This song, written by Knopfler, was one of the last things Rafferty did until resurfacing five years later with the “North and South” album.
And a charming tribute.
“Baker Street,” a laid-back acoustic cover by my friend Alan Wilkis, a solo musician from Brooklyn. Alan can’t remember exactly when he did this, but he thinks it was four or five years ago.
5 responses to “Detoured from Baker Street”
Thanks for this stuff. Always interested to hear the songs that matter to somebody else from artists who matter to me.
Having listened to all this stuff in the last hour now, I’d rank “The Way It Always Starts,” which I’d never heard until today, among my all-time favorite Rafferty tunes. Lovely performance.
Summer 1979…my weekdays were spent working on my Dad’s farm and hauling load after load of baled hay, giving me the chance to crank the radio every time “Get It Right Next Time” was played on Madison’s 1480AM WISM. Later that summer, I began working some weekend airshifts on WXXQ in Freeport, Illinois where I got to play that song on the radio for a paycheck. A wonderful summer, indeed!
Nice tribute. Thanks.
Alan Wilkis’ cover of “Baker Street” is a treat too.

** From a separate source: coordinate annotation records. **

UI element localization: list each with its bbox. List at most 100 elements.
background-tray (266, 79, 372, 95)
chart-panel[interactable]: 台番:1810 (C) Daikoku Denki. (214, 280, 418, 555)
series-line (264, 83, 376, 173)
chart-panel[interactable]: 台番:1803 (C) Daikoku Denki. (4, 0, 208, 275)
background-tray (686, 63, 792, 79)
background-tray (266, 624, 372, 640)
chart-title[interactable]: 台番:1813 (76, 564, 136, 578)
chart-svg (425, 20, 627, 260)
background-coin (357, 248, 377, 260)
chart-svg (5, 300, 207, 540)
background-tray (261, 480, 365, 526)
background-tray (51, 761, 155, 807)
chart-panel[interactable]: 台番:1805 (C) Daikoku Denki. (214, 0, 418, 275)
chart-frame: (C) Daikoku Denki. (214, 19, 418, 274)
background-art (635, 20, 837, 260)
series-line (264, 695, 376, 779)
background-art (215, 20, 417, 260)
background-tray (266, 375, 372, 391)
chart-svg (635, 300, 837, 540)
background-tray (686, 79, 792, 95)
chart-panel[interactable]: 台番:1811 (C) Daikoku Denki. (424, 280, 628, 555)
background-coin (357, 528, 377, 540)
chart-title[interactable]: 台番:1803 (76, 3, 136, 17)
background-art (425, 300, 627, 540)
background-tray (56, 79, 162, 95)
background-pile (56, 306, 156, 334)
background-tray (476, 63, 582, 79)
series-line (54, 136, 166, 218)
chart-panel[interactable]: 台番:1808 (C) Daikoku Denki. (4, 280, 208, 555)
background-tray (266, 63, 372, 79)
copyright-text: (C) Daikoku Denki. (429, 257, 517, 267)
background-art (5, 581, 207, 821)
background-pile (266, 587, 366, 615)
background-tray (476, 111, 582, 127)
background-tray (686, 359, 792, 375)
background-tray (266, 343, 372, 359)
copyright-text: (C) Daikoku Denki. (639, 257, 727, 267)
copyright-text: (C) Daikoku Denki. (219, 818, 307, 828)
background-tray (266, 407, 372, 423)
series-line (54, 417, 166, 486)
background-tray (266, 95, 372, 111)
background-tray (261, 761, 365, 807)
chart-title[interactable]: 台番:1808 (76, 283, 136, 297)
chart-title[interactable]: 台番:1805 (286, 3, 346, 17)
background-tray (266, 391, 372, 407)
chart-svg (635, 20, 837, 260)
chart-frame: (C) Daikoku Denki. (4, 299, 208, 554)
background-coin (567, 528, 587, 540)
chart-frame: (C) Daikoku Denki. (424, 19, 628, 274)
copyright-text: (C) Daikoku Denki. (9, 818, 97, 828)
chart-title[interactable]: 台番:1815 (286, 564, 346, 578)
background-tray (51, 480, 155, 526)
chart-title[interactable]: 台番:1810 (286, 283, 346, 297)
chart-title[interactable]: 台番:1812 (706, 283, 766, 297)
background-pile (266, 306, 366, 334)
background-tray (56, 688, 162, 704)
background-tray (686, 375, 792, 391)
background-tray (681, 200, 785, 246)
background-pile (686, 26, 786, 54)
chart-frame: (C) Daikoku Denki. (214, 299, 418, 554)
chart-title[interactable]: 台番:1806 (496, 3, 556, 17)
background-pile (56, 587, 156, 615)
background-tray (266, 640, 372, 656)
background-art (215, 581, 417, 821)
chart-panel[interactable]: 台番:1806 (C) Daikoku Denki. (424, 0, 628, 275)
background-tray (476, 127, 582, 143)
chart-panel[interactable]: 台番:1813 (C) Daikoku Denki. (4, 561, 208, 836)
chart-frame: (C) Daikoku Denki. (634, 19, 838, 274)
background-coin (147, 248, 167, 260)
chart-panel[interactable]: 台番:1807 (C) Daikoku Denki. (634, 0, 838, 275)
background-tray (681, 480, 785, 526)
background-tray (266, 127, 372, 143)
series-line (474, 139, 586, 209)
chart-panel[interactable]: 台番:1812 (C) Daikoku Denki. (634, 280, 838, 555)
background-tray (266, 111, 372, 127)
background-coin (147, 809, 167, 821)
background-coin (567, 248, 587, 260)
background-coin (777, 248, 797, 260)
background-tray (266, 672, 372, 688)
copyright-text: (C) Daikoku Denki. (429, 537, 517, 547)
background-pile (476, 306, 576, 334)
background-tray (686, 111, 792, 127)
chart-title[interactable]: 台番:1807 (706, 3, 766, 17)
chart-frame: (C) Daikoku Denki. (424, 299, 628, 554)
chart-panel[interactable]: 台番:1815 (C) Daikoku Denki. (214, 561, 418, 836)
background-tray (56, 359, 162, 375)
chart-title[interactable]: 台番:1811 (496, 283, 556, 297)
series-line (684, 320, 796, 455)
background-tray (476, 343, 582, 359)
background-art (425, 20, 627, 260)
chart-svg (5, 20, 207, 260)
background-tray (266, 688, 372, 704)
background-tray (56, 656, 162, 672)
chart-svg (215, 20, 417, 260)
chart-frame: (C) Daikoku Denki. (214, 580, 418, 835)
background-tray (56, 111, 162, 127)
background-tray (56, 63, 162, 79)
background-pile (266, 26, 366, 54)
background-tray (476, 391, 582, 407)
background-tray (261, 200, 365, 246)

“Get It Right Next Time” is a discovery, alright! I became more of a Stealer’s Wheel fan in later years for the way they did folk-rock and killer pop hooks (although my college GF and I considered ‘Baker Street’ to be “our song” and I certainly liked the followup singles, I never owned a Gerry album). As I get older I realize I shouldn’t be a snob about popular stuff … it was popular for a reason! There are no guilty pleasures, only pleasures. Thanks again for the links to the other blogs, lots of great pre-solo Gerry to be had.